# Souffle



## jessiquina (Nov 4, 2005)

so i havent been baking for very long, and every once in a while, the girls at work and i are stumped. we only worked on souffles in school one time and being in the country club industry, we never really have to make souffle. 

so now we have a banquet for a VERY important worldly leader. and they want SOUFFLE. :roll:

can someone please describe the texture of a perfectly done souffle. and if you have any tips, or a great recipe... i would really appreciate it. 

i just want to make sure we are looking for the correct texture.
thank you!



(and our recipe is basically a pastry cream lightened with egg whites..) ?


----------



## m brown (May 29, 1999)

A proper souffle should be light as a feather, be smooth in the mouth, warm and have a intoxicating flavor. 

I have used, quite successfully, a "choux" based souffle for chocolate and heavy souffles. For fruit and light ones a lovely meringue base.

The "choux" base can be preped the morning or even the day before and baked to order. Butter and sugar the souffle cup (or coffee cup if you have a big party) place your souffle batter in and let set in the cooler. 

Remember to bake in a water bath at a high rate of heat, no fan if possible (it may knock down your beautiful souffle)

Prep enough to cover mishaps. 10%-20%. better the staff gets to try a souffle than your client go with out!
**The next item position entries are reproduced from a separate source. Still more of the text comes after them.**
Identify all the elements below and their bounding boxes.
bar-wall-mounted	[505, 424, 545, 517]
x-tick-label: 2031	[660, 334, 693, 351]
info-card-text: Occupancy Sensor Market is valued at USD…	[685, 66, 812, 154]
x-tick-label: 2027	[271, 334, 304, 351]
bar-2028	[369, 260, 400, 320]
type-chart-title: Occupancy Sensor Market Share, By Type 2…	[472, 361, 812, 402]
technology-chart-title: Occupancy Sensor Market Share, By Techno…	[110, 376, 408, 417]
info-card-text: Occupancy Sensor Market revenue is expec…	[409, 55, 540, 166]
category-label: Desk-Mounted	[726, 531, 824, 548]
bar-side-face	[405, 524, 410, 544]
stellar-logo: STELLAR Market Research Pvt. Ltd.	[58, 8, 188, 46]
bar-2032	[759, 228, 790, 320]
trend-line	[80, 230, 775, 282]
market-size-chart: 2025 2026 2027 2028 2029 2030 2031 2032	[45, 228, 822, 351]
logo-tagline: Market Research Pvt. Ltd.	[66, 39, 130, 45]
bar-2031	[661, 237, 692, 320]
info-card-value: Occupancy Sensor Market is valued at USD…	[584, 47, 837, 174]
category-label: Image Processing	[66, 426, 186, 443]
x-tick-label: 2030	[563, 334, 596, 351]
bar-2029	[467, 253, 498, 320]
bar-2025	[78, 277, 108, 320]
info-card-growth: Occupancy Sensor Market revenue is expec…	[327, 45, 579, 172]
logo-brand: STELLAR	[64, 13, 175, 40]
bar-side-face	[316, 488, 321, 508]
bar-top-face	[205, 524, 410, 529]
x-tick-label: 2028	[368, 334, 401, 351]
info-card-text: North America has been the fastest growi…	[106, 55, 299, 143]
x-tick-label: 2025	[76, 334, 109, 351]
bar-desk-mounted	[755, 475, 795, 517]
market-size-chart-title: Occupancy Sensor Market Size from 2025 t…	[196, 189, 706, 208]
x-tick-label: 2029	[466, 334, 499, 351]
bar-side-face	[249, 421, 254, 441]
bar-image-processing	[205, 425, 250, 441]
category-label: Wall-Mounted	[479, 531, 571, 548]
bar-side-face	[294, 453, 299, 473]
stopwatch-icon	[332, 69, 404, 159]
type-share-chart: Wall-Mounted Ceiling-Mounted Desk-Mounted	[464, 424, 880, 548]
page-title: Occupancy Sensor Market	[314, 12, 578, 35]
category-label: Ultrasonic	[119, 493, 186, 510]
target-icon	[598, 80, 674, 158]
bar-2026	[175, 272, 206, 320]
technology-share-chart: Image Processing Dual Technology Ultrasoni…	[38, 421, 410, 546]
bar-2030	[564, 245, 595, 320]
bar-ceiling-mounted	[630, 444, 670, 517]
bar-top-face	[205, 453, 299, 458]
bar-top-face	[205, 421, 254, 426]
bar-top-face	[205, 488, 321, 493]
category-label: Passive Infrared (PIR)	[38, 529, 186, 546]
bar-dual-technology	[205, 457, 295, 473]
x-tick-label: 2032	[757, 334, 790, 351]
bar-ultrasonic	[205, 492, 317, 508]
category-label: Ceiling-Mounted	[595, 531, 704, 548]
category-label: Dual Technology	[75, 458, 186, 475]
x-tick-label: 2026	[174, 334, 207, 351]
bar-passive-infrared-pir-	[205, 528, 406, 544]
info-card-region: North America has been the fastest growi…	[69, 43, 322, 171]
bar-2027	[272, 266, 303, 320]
They can be served with a scoop of whipped cream, ice cream or anglaise or coulis at the table. 

If I can later, I will post the formula.

Now I am hungry.........................................

:bounce:


----------



## jessiquina (Nov 4, 2005)

hey, thanks for the tips... i have never heard of a choux base for souffle. interesting. i think we got it down. we are doing some chocolate and some lemon, possibly served w/ anglaise. the party also wants crepes suzette (w/out liquor :talk: ) and vanilla bean brulee.


----------



## kuan (Jun 11, 2001)

Beautiful! Classic.  Make sure the servers know how to slash the top if you're gonna serve creme anglaise. And the crepes, prepared tableside as well? Love it!


----------



## bhaskar_adeeb (Aug 1, 2006)

:smiles: dear m brown,

the idea of using choux seems to be different and interesting...if you could send the recipe....

tks


----------



## bhaskar_adeeb (Aug 1, 2006)

dear michele,

i have souffle dujour in my menu and my restaurant has almost 200 guests for dinner daily...it would be a great help if you could send the recipe for the 'choux' souffle...have heard a lot about its stability...

thanks

Bhaskar


----------



## m brown (May 29, 1999)

Basic Souffle
yield, 10 individual + or -


Milk 2 cups
sugar 2/3 cup
Flour (ap) 2/3 cup
butter 3 Tbl
Yolks 8 each

Boil Milk and sugar, add flour whisk and boil 2 min.
add butter and yolks off heat in mixing bowl with paddle.

Whites 8 each
Sugar 3 Tbl

whip stiff and fold in to above with flavors.

Butter and sugar souffle cups
store up to 10 hours and bake to order.
350 f to 400 f

Base may be kept up to 7 days without whites and flavors.
:bounce:


----------